Ту же цель преследует перечисление предметов, своего рода инвентаризация действительности, проводимая Миллером на страницах «Тропика Рака» с некоторой периодичностью: «Сен-Сюльпис! Толстые колокольни, кричащие афиши на дверях, мерцающие алтарные свечи… Площадь, которую так любил Анатоль Франс, — бормотание, доносящееся из алтаря, плеск фонтана, воркующие голуби, хлебные крошки, исчезающие словно по волшебству, и глухое урчание в пустых кишках…» (39).

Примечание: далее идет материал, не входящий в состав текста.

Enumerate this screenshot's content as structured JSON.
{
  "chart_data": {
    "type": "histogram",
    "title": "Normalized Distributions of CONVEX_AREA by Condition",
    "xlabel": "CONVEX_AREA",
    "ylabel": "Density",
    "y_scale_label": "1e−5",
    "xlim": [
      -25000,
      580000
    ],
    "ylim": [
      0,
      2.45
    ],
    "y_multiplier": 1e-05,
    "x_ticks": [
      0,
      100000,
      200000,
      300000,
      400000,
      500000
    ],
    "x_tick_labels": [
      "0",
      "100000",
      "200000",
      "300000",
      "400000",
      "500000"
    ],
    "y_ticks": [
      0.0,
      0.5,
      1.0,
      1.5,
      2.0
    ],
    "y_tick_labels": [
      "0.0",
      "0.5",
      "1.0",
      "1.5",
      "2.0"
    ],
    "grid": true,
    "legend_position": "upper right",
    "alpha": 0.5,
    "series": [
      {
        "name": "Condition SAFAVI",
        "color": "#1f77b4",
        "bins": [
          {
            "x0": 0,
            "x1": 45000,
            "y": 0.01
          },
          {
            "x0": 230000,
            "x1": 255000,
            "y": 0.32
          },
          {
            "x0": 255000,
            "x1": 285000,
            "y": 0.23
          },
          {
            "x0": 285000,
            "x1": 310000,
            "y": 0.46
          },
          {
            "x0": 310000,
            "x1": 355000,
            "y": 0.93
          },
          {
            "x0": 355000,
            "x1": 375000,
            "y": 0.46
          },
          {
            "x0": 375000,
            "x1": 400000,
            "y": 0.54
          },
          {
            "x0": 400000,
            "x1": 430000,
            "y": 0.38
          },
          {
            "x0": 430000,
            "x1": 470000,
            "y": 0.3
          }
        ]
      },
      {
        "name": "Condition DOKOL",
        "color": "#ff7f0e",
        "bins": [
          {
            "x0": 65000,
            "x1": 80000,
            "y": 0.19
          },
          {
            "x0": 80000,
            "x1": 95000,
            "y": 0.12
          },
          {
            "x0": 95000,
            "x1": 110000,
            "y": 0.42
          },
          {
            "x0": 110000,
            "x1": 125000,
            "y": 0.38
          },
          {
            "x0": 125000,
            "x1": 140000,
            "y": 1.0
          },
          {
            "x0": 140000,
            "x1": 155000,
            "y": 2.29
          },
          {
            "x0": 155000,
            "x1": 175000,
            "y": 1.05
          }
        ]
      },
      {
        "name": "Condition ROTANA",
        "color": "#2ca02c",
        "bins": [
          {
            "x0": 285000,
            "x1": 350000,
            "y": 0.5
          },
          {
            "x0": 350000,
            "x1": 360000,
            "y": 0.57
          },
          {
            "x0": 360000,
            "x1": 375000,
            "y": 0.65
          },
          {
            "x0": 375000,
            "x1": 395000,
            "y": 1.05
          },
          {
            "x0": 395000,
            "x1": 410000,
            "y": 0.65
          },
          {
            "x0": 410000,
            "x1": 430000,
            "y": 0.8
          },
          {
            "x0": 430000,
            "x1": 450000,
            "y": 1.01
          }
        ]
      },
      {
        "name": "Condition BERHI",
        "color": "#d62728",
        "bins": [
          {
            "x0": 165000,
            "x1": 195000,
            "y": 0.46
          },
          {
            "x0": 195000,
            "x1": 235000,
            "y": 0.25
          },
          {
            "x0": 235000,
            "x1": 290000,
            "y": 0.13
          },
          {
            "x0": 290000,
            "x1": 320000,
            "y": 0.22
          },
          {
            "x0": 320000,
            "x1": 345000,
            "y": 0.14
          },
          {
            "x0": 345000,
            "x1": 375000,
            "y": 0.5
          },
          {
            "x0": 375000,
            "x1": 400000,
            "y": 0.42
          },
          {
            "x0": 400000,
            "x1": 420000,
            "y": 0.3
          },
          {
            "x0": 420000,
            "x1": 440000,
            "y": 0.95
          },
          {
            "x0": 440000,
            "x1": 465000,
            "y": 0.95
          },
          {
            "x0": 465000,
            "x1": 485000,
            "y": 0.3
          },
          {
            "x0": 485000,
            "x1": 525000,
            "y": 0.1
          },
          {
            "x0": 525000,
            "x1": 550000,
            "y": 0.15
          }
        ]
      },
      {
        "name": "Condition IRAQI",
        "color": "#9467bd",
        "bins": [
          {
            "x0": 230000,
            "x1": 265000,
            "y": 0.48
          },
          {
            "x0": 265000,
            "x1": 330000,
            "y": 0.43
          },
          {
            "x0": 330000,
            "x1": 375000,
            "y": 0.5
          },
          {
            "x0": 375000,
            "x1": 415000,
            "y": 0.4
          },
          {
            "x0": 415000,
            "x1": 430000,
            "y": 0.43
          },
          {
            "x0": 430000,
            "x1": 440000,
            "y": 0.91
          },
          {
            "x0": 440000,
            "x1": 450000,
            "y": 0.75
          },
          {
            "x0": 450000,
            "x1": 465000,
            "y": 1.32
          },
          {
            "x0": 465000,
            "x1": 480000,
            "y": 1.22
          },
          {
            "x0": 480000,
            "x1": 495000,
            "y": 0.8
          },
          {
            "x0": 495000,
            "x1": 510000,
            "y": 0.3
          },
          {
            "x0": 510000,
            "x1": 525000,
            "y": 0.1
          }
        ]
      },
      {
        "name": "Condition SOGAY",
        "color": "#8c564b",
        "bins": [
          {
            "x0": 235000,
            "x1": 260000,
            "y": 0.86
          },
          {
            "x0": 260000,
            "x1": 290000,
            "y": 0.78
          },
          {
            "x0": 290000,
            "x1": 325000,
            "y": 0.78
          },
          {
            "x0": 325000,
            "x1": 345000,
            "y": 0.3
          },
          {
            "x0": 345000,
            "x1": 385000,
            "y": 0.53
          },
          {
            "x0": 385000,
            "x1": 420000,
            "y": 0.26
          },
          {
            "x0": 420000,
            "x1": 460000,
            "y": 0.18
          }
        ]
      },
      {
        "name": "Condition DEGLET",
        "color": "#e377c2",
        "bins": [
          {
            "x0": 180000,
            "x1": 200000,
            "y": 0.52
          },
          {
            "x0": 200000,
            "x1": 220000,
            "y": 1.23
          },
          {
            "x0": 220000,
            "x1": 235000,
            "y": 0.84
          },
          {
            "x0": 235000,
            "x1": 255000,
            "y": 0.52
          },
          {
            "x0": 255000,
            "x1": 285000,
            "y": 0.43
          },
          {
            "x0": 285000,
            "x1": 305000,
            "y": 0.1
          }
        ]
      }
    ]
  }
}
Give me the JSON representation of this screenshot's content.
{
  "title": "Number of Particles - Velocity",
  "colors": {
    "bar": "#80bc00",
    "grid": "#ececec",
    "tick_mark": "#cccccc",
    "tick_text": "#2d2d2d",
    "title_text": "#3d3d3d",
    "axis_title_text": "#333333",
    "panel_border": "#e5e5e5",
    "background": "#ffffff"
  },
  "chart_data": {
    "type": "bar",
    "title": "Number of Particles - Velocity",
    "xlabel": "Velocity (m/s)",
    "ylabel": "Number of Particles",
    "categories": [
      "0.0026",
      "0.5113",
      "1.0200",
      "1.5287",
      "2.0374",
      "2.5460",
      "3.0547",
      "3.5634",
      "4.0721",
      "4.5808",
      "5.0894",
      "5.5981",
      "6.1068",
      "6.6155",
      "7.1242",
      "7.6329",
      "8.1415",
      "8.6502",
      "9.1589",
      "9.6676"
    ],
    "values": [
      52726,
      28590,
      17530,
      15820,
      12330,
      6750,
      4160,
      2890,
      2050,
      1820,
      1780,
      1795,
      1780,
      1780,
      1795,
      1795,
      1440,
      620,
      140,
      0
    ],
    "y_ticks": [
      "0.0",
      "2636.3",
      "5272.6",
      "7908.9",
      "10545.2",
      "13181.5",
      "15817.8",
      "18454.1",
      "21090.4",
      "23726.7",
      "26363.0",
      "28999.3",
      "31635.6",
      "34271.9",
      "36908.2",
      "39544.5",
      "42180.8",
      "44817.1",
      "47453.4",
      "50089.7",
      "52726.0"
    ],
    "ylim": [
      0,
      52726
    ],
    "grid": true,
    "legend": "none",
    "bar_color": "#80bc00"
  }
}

Перед нами проходит поток вещей, теперь уже отделенных друг от друга. Миллер, отчасти ориентируясь на опыт Б. Сандрара и Дж. Дос-Пассоса, использует здесь технику кинематографа[186]: он дает общий план изображения, который затем дополняется крупным планом, выхватывающим отдельную деталь. Существенно то, что Миллер никогда или почти никогда не конкретизирует местоположение данной детали (предмета) в пространстве, не закрепляет его. Связь предмета с внешней реальностью выглядит ослабленной: автор создает эффект пребывания вещи вне времени и пространства. Она не занимает у него точного, отведенного ей места, а выглядит случайной, единичной, словно возникшей ниоткуда, из пустоты, и этой же пустотой окруженной. Вещи оказываются подвижными, они сменяются, замещая друг друга на фоне пустоты. Их чередование, калейдоскопическая смена лишь усиливает ощущение фиктивности, вторичности внешних материальных форм по отношению к этой пустоте.